Ramos teaches a full load of five classes totaling roughly 200 students, for which she is paid $65,000. At Cal State Northridge, meanwhile, the average lecturer is paid roughly $55,000, according to CSUN adjunct professor and union official Antonio Gallo, and the class sizes often hit 45. (Lecturers work on a contingent basis.)

“That’s a huge number of students to be teaching, and these people are not being paid enough to keep up with the cost of living in Southern California,” said Gallo, who has worked at CSUN for 22 years. “We haven’t had a strike since 2011, but this time around CSU just has not communicated with us.”


The lack of trust is palpable. The CFA flatly disbelieves Cal State’s claim that it cannot afford the raises, and it hired a forensic economist to study CSU’s numbers. The economist concluded that the system is “in very strong financial condition,” including sitting on more than $8 billion in cash reserves. Campus presidents have also enjoyed dramatic salary increases over the last 15 years.

While CSU officials don’t deny the runup in reserves, they argue that they can’t simply tap them for the blanket 12% raises that the union is seeking.
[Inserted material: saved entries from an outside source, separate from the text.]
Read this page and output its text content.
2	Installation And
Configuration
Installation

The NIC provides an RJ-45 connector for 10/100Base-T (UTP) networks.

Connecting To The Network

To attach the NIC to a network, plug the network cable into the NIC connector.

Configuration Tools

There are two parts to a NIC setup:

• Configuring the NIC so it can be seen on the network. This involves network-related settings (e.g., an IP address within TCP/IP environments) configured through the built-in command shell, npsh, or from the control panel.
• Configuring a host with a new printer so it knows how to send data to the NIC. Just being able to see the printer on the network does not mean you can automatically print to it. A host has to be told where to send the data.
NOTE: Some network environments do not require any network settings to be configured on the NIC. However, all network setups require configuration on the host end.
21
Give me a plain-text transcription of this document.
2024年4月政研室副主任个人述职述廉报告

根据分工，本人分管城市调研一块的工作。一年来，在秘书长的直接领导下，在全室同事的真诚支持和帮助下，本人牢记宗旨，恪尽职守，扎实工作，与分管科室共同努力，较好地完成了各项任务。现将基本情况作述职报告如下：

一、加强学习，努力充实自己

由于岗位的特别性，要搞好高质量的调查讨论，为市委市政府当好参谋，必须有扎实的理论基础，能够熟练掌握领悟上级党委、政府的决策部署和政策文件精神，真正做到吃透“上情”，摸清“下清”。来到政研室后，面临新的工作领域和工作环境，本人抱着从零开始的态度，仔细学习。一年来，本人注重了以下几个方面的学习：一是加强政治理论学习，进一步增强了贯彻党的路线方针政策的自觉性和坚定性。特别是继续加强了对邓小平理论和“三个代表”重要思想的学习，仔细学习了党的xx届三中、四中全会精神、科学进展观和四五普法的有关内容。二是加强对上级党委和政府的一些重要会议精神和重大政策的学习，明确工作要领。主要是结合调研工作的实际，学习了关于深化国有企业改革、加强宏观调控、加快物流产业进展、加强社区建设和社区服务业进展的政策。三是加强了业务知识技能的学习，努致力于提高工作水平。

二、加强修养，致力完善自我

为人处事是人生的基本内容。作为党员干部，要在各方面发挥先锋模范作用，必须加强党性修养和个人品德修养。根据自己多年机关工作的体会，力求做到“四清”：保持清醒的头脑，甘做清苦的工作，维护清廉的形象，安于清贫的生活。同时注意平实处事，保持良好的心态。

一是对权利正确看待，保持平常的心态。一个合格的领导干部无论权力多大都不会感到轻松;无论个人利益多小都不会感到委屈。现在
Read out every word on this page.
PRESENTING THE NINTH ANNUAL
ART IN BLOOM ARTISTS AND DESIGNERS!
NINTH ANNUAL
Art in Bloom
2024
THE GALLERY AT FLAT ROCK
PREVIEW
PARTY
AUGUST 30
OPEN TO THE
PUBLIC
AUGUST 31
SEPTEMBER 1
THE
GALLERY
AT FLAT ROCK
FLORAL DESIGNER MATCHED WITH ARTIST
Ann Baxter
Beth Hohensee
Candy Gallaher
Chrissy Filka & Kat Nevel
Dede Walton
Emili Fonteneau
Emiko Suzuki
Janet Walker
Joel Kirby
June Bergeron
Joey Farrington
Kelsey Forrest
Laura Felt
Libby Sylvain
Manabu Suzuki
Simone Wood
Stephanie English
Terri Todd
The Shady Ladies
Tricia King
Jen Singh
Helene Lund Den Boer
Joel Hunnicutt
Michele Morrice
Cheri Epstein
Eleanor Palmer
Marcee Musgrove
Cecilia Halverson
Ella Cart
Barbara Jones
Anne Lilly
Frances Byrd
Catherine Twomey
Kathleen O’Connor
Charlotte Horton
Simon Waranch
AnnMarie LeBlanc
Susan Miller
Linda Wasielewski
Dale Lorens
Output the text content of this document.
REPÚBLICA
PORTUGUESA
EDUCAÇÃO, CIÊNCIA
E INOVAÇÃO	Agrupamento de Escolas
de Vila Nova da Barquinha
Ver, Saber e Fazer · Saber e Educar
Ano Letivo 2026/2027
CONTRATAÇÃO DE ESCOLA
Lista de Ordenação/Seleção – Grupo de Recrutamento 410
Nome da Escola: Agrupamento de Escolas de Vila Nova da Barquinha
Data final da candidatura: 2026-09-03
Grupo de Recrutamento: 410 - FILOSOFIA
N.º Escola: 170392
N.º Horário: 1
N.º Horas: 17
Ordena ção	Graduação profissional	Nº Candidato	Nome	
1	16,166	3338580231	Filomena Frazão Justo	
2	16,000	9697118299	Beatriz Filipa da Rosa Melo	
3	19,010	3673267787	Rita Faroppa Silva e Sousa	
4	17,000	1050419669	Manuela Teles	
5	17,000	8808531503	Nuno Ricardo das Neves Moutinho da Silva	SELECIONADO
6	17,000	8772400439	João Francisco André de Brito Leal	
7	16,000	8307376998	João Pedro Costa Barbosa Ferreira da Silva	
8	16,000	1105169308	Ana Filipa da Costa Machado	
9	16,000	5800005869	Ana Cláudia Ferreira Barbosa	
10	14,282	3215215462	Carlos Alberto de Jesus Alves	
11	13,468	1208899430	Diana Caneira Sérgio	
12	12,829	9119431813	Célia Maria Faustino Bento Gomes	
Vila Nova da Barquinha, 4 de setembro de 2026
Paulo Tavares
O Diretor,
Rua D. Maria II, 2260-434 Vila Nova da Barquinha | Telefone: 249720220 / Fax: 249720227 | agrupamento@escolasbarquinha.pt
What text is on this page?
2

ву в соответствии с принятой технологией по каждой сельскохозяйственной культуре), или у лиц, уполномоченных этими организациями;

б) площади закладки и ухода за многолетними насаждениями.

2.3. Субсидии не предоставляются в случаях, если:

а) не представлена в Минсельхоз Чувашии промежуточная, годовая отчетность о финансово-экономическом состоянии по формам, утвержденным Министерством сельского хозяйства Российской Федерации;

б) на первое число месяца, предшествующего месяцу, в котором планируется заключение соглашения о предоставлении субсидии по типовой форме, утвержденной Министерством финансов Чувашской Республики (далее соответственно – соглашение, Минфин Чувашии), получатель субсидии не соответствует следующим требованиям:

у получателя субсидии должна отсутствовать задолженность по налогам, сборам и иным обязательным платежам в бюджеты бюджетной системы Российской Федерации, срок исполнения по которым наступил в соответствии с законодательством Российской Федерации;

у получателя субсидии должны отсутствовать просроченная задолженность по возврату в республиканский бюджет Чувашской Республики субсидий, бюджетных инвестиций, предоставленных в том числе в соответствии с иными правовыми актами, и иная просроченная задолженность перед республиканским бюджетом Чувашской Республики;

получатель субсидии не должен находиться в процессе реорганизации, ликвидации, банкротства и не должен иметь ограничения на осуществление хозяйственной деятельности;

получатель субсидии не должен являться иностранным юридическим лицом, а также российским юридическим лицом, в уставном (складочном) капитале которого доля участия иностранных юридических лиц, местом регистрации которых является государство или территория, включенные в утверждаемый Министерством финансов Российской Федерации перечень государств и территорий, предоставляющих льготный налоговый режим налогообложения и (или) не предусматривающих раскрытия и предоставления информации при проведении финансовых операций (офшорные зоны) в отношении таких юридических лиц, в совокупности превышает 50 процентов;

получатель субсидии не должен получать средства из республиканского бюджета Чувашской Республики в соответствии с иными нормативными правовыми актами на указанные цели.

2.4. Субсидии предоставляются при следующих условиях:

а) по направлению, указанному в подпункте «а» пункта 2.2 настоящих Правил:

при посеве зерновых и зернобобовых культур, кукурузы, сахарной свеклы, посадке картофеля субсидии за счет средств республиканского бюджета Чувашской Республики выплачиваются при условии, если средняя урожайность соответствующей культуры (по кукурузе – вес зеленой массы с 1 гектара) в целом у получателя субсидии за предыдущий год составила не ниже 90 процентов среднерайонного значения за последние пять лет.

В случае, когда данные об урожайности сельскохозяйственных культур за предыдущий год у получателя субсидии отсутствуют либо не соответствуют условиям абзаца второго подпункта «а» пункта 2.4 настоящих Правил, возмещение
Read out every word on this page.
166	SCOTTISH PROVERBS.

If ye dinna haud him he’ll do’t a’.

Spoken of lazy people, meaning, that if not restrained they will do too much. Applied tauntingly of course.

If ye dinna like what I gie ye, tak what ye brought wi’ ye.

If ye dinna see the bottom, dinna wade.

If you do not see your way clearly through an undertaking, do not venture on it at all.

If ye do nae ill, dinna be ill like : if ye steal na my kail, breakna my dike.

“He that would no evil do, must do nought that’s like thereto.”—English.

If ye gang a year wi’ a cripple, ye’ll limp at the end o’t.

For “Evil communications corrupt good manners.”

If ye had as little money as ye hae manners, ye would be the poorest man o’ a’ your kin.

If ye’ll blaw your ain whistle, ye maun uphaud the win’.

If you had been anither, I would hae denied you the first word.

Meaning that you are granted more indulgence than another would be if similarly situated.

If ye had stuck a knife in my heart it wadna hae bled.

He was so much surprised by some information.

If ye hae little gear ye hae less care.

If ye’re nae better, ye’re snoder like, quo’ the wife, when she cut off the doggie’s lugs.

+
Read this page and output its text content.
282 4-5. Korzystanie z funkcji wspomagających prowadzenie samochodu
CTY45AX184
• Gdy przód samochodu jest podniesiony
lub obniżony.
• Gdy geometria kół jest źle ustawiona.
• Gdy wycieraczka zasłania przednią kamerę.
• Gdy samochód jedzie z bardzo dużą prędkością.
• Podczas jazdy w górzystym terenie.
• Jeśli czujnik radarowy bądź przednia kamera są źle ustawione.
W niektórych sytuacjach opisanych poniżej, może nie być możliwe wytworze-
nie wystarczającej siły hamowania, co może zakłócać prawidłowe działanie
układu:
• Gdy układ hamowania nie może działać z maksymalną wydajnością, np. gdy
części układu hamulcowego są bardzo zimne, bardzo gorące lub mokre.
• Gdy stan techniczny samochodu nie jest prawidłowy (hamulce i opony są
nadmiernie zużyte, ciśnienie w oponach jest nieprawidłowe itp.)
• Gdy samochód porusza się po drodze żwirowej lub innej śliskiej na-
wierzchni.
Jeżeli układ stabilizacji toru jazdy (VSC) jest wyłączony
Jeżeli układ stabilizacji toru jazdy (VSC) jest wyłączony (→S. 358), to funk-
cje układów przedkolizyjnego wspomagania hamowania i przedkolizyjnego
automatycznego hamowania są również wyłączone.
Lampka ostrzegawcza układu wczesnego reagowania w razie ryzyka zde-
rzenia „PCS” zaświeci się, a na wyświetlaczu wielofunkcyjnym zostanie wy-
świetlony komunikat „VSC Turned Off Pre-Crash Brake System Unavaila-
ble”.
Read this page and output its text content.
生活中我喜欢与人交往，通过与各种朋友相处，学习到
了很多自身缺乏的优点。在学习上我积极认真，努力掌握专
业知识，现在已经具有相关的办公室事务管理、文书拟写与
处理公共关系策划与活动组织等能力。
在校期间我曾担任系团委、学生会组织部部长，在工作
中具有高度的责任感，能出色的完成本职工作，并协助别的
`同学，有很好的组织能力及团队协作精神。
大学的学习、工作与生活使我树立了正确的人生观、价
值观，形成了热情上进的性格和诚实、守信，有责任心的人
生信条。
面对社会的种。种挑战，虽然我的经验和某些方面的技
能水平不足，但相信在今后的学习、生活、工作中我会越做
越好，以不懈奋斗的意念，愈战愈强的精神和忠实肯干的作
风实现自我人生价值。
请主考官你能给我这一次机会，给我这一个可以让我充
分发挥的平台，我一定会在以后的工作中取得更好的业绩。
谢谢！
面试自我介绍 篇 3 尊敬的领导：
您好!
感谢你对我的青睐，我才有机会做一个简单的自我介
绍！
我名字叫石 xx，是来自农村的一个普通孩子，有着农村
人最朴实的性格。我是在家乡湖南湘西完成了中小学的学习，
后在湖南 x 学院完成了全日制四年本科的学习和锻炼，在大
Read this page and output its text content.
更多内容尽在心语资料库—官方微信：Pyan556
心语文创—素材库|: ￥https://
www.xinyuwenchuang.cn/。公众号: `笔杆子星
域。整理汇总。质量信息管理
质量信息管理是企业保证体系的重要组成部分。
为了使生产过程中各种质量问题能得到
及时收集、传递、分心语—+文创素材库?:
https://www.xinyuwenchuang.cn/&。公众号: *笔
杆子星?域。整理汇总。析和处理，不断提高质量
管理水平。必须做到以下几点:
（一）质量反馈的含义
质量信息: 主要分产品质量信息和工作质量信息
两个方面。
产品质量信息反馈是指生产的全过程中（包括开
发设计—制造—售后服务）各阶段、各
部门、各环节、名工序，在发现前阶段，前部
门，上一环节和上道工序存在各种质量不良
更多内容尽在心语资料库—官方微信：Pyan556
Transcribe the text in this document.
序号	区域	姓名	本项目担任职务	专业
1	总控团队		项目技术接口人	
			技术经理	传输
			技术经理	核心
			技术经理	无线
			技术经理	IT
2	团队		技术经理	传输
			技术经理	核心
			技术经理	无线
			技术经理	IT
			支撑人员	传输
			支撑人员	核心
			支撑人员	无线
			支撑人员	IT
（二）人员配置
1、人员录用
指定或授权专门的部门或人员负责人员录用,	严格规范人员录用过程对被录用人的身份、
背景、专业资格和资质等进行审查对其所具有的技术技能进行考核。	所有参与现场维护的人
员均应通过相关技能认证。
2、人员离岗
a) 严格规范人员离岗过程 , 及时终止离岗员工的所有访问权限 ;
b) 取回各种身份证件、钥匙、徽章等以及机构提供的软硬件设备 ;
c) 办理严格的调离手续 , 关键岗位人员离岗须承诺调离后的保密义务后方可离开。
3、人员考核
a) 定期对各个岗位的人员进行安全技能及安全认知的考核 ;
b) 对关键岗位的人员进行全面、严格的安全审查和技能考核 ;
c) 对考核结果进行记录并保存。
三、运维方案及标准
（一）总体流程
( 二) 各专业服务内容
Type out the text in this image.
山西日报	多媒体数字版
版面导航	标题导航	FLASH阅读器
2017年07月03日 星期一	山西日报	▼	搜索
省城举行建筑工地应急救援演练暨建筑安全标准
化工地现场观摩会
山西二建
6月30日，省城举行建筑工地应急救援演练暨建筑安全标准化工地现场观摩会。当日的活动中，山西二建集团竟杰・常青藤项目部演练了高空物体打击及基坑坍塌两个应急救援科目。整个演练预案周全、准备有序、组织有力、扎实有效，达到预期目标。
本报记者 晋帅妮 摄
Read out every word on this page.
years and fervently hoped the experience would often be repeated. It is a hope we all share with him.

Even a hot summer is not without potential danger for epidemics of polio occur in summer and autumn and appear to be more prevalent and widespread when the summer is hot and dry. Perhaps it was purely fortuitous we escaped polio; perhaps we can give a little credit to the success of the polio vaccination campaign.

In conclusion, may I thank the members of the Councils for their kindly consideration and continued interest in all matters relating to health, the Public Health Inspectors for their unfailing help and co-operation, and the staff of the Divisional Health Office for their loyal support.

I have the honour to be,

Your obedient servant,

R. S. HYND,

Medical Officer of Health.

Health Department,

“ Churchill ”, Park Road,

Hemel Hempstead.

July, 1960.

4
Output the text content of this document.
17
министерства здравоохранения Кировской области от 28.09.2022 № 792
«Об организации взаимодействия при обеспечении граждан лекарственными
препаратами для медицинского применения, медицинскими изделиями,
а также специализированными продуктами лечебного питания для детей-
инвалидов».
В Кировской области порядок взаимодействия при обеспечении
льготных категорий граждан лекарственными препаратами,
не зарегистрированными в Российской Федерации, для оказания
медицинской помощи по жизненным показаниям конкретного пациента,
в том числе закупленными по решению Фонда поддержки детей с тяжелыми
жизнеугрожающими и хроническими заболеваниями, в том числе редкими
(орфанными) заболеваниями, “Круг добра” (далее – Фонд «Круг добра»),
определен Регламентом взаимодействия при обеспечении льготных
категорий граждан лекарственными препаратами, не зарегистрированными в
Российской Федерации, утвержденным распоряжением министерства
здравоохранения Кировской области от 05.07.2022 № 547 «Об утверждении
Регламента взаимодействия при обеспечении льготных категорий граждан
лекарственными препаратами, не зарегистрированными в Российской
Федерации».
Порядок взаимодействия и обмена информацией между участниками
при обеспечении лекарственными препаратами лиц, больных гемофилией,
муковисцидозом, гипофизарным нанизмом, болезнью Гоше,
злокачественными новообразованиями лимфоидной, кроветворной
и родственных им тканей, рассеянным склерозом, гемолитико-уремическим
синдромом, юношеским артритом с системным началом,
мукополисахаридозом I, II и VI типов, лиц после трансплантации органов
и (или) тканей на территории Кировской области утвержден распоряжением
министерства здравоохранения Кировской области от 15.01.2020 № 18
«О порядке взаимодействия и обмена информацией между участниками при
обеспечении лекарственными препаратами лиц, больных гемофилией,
That increase would cost $380 million in new recurring spending, the university system said in its statement, adding that the amount is well more than CSU received from the state in total funding for its operations in 2023-24.

Left unsaid is that raises for lecturers and other workers over the previous several years haven’t kept up with inflation, including a 3% raise in 2022 when the Consumer Price Index rose 6.5%. Together with increased class sizes and workloads and issues in other areas, such as parental leave, the screws have tightened on CSU workers, union members say.

An independent factfinder called in to work on the negotiations recommended an immediate 7% raise for all CFA workers and an additional bump for the lowest paid, but CSU officials have said that even a 5% raise will create strain on campus budgets. It is a claim met with rising skepticism from those doing the teaching and the working on those campuses.

“They have no problem giving bloated salaries to their administration but squeezing the workers further down the line. They have billions in reserves,” CSULA’s Ramos said. With the parties at stalemate, the specter of more walkouts — or a full strike — now looms large.